Book Making Social Sciences More Scientific

Download or read book Making Social Sciences More Scientific written by Rein Taagepera and published by Oxford University Press. This book was released on 2008-07-24 with total page 271 pages. Available in PDF, EPUB and Kindle. Book excerpt: In this book the author challenges the position of statistical analysis as the main quantitative tool used in social sciences. It will of interest to social science students, researchers, and methodologists.

Book Military Missions in Democratic Latin America

Download or read book Military Missions in Democratic Latin America written by David Pion-Berlin and published by Springer. This book was released on 2016-06-01 with total page 229 pages. Available in PDF, EPUB and Kindle. Book excerpt: This book demonstrates through country case studies that, contrary to received wisdom, Latin American militaries can contribute productively, but under select conditions, to non-traditional missions of internal security, disaster relief, and social programs. Latin American soldiers are rarely at war, but have been called upon to perform these missions in both lethal and non-lethal ways. Is this beneficial to their societies or should the armed forces be left in the barracks? As inherently conservative institutions, they are at their best, the author demonstrates, when tasked with missions that draw on pre-existing organizational strengths that can be utilized in appropriate and humane ways. They are at a disadvantage when forced to reinvent themselves. Ultimately, it is governments that must choose whether or not to deploy soldiers, and they should do so, based on a pragmatic assessment of the severity and urgency of the problem, the capacity of the military to effectively respond, and the availability of alternative solutions.
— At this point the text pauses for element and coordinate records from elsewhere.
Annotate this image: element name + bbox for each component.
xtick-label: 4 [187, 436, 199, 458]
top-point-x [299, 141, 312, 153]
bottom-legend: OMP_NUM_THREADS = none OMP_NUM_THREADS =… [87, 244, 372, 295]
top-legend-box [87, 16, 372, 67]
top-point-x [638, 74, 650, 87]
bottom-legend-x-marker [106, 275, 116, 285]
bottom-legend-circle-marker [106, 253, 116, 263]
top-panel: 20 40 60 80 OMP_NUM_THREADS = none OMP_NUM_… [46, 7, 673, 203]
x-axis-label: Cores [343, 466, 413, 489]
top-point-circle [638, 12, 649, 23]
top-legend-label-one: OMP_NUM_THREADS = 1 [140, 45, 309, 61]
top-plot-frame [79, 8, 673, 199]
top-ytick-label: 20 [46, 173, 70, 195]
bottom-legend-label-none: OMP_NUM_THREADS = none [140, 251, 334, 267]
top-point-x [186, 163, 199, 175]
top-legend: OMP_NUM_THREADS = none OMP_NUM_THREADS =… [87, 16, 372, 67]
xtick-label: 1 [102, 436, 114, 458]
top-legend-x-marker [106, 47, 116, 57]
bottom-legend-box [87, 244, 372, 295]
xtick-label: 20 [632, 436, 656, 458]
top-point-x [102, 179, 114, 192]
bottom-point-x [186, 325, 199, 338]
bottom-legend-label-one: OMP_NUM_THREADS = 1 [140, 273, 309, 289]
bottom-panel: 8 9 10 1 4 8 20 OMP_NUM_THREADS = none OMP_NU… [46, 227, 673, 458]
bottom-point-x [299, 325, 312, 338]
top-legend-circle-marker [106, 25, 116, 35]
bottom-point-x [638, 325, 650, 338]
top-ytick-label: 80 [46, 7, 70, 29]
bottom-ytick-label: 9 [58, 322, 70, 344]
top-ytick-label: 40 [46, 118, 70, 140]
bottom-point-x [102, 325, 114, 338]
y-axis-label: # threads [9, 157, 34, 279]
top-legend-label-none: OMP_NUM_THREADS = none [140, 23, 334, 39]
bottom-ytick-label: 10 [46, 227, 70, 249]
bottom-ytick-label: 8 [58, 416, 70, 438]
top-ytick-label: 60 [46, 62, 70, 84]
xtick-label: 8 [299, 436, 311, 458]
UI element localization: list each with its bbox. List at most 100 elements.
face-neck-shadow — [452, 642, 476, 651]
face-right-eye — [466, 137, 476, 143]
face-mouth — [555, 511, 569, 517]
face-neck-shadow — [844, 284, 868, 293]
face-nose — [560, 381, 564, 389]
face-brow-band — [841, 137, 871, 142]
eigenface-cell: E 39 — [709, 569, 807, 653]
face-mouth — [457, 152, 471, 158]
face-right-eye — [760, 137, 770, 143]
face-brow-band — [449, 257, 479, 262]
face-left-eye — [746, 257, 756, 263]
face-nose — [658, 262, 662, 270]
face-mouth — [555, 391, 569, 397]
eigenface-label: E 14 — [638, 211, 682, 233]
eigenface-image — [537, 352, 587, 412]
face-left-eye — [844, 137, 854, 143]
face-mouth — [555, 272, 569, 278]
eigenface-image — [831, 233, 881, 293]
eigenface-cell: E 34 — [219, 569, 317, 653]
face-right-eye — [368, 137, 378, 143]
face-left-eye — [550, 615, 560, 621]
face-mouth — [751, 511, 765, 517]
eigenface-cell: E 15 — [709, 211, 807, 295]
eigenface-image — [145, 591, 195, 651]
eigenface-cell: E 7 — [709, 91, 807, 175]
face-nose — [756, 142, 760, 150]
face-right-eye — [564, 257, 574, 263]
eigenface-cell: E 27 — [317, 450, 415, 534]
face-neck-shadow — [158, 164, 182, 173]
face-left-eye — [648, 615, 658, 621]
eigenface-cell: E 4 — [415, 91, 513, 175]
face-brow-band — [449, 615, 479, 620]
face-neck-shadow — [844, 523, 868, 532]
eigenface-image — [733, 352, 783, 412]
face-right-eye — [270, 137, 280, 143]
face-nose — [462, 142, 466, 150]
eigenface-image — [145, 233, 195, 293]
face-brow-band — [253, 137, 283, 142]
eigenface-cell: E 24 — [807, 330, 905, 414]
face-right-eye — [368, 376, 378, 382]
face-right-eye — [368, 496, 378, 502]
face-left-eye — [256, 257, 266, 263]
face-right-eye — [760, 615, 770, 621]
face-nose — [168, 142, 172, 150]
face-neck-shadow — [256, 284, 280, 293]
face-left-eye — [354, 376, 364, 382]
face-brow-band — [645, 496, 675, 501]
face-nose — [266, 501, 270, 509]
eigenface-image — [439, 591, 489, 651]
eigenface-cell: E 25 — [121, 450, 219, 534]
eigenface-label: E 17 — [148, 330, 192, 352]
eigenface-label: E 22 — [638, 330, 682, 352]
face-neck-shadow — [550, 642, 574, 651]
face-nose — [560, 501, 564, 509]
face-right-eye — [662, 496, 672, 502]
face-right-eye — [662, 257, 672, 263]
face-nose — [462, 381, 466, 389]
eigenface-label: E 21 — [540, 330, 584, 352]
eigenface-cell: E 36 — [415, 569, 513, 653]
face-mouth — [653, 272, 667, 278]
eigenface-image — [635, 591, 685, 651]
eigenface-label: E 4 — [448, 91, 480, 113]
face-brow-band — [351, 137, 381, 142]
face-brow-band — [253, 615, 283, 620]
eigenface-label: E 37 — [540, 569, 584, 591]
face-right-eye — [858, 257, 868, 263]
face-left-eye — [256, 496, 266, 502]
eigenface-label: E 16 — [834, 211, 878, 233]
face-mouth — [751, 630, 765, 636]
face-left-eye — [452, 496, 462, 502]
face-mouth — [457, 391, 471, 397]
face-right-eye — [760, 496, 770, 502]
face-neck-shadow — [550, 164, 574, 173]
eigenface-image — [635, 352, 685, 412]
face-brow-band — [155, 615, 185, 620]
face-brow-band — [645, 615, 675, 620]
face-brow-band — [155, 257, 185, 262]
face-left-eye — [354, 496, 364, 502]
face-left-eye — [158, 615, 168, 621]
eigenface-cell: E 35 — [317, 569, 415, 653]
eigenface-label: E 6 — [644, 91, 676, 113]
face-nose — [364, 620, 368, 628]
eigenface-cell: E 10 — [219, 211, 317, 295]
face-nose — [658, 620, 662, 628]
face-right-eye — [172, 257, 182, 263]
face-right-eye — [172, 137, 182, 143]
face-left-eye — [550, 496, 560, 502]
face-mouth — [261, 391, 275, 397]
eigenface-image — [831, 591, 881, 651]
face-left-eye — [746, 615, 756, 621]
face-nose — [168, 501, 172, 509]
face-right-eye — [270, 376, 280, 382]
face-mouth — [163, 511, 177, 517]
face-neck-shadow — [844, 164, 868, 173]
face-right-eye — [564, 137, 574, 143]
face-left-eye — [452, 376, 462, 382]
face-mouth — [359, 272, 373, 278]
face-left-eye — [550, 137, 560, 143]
Book The Constitution of Deliberative Democracy

Download or read book The Constitution of Deliberative Democracy written by Carlos Santiago Nino and published by Yale University Press. This book was released on 1996-01-01 with total page 268 pages. Available in PDF, EPUB and Kindle. Book excerpt: In this important and wide-ranging book, a leading political theorist and activist considers the question: What justifies democracy? Carlos Santiago Nino critically examines answers others have given and then develops his own distinctive theory of democracy, emphasizing its deliberative character. In Nino's view, democracy resembles a moral conversation and is valued because of its capacity to generate an impartial perspective, one that takes into account the interests of all citizens. Nino's conception of deliberative democracy bears on the way power is organized under a constitution. Drawing on a variety of constitutional traditions, he criticizes the presidential system and calls for citizens to participate more directly in the political life of their country. He also envisions a revitalized role for political parties. Nino shows how deliberative democracy can be combined with, and supported by, other constitutional practices, such as the specific wording of the text and the protection of individual rights. The complex constitution that emerges from his analysis consists of a historical constitution, an ideal constitution of rights, and an ideal constitution of power. Nino's goal is to explain how these three dimensions of constitutionalism can reinforce rather than conflict with each other. In a final chapter, he argues that the deliberative conception of democracy requires a more limited role for judicial review than is usually contemplated.